Diesen Winter gab es in der Schweiz keine Grippewelle. Das Bundesamt für Gesundheit (BAG) meldet für die Grippesaison 2020/2021 weniger als 10 Influenza-Fälle pro Woche. Selbst im Januar und Februar gab es teils Wochen ohne einen einzigen positiven Influenza-Nachweis. Zum Vergleich: Anfang 2020 meldete das BAG in der Schweiz teils über 1000 Influenza-Fälle pro Woche.
Zudem hat sich in der Vergangenheit die Zahl der Besuche in Arztpraxen und Hausbesuche im Zusammenhang mit Grippeverdacht Anfang Jahr jeweils mehr als vervierfacht. Dieses Jahr ist sie hingegen gar nicht angestiegen. Auch viele Schweizer Krankentaggeldversicherer melden wesentlich weniger krankheitsbedingte Absenzen seit Frühling 2020.
Kosten von 100 Millionen Franken
Der Bund geht davon aus, dass die Hygiene-Massnahmen und Social Distancing im Zusammenhang mit dem Coronavirus zur Verhinderung der Influenza-Grippewelle beigetragen haben. Bei der Verbindung der Schweizer Ärztinnen und Ärzte heisst es zudem auf Anfrage von moneyland.ch, dass die Zahl der Arztbesuche gesunken sei, weil Patientinnen und Patienten aus Angst vor Ansteckungsgefahr darauf verzichteten.
Die saisonale Grippe verursacht laut BAG in der Schweiz jeden Winter direkte medizinische Kosten von geschätzt 100 Millionen Franken. Mit der Verhinderung der Grippe könnte die Schweiz also bei den Gesundheitskosten sparen.
Profitieren Versicherte?
Kurzfristig ist es unwahrscheinlich, dass dank Covid-19 die Krankenkassenprämien sinken. Zwar konnte die saisonale Grippe eingedämmt werden, dafür rechnen die Versicherer für 2021 anderweitig mit Zusatzkosten. Die Branchenorganisation Santésuisse erwartet für 2021 insgesamt steigende Gesundheitskosten.
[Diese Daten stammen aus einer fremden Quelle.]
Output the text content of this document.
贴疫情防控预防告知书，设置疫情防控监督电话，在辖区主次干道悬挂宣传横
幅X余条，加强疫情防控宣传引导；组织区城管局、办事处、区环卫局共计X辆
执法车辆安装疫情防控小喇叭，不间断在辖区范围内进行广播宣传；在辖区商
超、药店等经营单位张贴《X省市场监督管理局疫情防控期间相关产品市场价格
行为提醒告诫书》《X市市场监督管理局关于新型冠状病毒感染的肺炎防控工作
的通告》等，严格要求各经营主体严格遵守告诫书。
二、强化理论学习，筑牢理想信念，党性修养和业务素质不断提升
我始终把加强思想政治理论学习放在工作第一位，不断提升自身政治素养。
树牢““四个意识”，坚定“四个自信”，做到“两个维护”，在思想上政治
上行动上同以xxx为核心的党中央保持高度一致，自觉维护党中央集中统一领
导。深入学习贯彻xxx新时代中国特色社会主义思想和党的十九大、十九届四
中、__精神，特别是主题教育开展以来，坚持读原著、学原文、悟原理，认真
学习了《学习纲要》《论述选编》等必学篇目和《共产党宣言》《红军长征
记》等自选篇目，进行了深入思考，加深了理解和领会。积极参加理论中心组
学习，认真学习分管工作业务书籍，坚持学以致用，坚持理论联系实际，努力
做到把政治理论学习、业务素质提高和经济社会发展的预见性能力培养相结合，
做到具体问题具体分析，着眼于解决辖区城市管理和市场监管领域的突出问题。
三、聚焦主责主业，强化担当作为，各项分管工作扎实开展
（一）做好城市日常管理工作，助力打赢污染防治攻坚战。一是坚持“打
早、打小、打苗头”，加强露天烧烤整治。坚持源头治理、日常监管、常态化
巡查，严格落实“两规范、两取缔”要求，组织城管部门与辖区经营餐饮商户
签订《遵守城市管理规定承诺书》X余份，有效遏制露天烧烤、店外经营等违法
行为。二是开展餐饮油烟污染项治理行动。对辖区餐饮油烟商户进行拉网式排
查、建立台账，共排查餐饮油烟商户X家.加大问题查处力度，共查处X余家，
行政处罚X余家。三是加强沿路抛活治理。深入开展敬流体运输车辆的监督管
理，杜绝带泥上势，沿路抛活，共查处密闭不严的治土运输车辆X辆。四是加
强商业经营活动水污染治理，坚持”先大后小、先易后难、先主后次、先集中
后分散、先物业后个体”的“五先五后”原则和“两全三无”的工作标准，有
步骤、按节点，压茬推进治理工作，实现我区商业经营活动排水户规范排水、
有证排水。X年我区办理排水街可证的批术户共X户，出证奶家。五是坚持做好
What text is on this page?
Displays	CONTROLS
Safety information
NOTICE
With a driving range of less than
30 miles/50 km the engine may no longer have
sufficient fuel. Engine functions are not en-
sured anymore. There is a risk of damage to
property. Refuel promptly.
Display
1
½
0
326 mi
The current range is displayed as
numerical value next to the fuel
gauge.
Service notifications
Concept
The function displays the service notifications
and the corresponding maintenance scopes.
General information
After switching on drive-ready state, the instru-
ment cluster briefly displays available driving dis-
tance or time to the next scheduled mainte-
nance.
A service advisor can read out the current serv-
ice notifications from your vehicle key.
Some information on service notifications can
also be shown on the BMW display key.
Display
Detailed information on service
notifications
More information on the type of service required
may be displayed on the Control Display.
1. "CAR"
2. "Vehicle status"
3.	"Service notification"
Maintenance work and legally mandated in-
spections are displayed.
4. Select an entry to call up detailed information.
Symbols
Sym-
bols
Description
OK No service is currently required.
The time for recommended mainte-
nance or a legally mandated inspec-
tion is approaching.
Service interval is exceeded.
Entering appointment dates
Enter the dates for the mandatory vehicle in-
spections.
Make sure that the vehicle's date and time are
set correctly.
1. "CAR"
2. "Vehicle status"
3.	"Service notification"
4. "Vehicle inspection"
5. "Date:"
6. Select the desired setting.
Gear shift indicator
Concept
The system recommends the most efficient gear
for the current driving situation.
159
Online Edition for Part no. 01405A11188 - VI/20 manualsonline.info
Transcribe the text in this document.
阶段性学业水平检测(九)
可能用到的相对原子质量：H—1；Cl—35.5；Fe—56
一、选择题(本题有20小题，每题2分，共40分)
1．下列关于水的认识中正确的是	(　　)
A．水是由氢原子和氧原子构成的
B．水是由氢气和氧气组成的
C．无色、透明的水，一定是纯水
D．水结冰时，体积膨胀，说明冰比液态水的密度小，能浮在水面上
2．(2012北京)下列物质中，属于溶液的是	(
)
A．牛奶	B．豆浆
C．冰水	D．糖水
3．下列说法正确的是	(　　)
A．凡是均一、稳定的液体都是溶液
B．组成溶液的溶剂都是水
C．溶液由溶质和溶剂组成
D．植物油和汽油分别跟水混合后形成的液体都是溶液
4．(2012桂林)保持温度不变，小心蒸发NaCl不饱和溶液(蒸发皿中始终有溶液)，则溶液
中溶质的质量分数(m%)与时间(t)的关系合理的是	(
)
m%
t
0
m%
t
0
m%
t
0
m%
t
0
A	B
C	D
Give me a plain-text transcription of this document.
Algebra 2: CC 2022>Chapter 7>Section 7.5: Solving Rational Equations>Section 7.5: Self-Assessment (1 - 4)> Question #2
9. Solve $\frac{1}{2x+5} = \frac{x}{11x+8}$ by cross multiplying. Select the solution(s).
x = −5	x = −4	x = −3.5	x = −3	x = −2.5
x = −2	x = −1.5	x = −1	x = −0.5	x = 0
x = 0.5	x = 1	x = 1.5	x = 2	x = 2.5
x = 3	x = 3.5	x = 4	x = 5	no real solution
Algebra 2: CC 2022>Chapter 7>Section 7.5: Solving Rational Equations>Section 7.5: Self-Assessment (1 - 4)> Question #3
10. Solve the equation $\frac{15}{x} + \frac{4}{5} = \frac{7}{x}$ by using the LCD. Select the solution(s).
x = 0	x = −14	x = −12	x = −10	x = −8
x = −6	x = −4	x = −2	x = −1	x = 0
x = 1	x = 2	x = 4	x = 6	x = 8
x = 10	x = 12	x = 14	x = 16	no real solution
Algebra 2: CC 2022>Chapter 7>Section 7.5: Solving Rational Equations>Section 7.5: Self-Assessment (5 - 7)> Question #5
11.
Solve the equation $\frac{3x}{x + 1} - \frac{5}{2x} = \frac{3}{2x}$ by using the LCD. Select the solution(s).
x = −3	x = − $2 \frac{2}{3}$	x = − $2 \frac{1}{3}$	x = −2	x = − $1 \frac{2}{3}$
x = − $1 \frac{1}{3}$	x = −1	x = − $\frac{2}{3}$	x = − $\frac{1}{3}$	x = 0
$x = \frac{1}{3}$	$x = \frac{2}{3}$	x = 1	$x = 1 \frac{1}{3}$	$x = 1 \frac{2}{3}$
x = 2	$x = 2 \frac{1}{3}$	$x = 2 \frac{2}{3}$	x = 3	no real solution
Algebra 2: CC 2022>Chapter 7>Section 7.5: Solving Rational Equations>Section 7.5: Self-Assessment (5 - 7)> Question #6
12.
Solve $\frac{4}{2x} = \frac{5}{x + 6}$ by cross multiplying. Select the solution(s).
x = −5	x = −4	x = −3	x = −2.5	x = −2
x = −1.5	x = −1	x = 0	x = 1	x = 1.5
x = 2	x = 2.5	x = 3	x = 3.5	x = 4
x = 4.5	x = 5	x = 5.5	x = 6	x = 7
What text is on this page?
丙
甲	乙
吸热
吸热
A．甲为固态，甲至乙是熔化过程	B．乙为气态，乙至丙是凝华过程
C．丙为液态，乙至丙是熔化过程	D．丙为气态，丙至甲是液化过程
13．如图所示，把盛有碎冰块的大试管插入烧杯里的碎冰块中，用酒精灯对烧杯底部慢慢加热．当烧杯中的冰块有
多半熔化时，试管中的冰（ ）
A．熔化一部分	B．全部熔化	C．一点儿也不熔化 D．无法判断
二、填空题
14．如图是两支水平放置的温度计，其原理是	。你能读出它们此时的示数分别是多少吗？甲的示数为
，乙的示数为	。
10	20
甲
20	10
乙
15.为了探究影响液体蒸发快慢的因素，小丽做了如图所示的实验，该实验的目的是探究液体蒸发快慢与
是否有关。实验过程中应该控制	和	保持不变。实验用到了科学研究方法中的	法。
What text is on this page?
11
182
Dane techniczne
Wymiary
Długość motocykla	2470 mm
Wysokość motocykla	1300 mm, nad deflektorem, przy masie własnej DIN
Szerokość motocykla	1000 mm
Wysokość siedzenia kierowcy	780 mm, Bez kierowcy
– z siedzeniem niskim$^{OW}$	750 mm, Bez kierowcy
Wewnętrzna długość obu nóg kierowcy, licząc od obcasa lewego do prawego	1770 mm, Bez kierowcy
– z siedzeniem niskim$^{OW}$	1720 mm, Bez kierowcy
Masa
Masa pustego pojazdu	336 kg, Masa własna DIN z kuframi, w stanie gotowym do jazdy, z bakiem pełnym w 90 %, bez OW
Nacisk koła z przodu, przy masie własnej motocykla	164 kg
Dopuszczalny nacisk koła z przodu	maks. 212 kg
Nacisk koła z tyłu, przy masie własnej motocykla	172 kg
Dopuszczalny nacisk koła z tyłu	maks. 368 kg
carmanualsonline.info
Bei Sympany heisst es auf Anfrage von moneyland.ch, dass psychische Krankheiten zugenommen hätten. Auch im Zusammenhang mit Long Covid rechne man mit hohen Heilungskosten. Die Krankenkasse KPT fügt hinzu, dass es wegen während der Pandemie verschobenen Behandlungen einen Nachholeffekt geben könnte.
Hoffnung für Prämienzahler
Die Erfahrung in der Pandemie könnte der Schweiz aber in Zukunft helfen, Kosten zu senken. «Wir sind überzeugt, dass sich der Umgang mit und die Verhütung von übertragbaren Infektionskrankheiten in der Schweiz zukünftig ändern wird. Das Tragen von Masken, Abstand halten und Impfungen können auch bei der Grippe Infektionen und Krankheitsfälle verhindern», teilt die Krankenkasse Concordia gegenüber moneyland.ch mit.
Die Frage ist, ob die Bevölkerung bereit sein wird, die Hygiene- und Verhaltensregeln auch nach der Pandemie freiwillig anzuwenden. Das lasse sich nicht voraussagen, schreibt die Konferenz der kantonalen Gesundheitsdirektorinnen und -direktoren auf Anfrage von moneyland.ch.
Geringer Prämieneffekt
Selbst wenn die Grippewelle auch nach der Pandemie verhindert werden kann, dürfte der Effekt auf die Prämien aber eher klein sein. 100 Millionen Franken pro Winter sind im Verhältnis zu den gesamten jährlichen Gesundheitskosten von über 80 Milliarden Franken nicht ausschlaggebend.
Wenn die Kosten weiterhin um mehrere Milliarden Franken pro Jahr steigen, kann die verhinderte Grippewelle zwar helfen, dieses Wachstum zu reduzieren. Mit sinkenden Prämien kann die Schweiz aber wohl kaum rechnen.
Zudem ist zu bedenken, dass die Prämienzahlenden solche Effekte jeweils erst einige Jahre später spüren. Die Entwicklung der Prämien hinkte in der Vergangenheit rund zwei Jahre hinter Veränderungen bei den Gesundheitskosten hinterher. Um die Prämien für das nächste Jahr zu berechnen, beachten die Krankenkassen jeweils die Kosten des Vorjahres, die Kostenentwicklung des aktuellen Jahres und die erwartete Entwicklung für das folgende Jahr.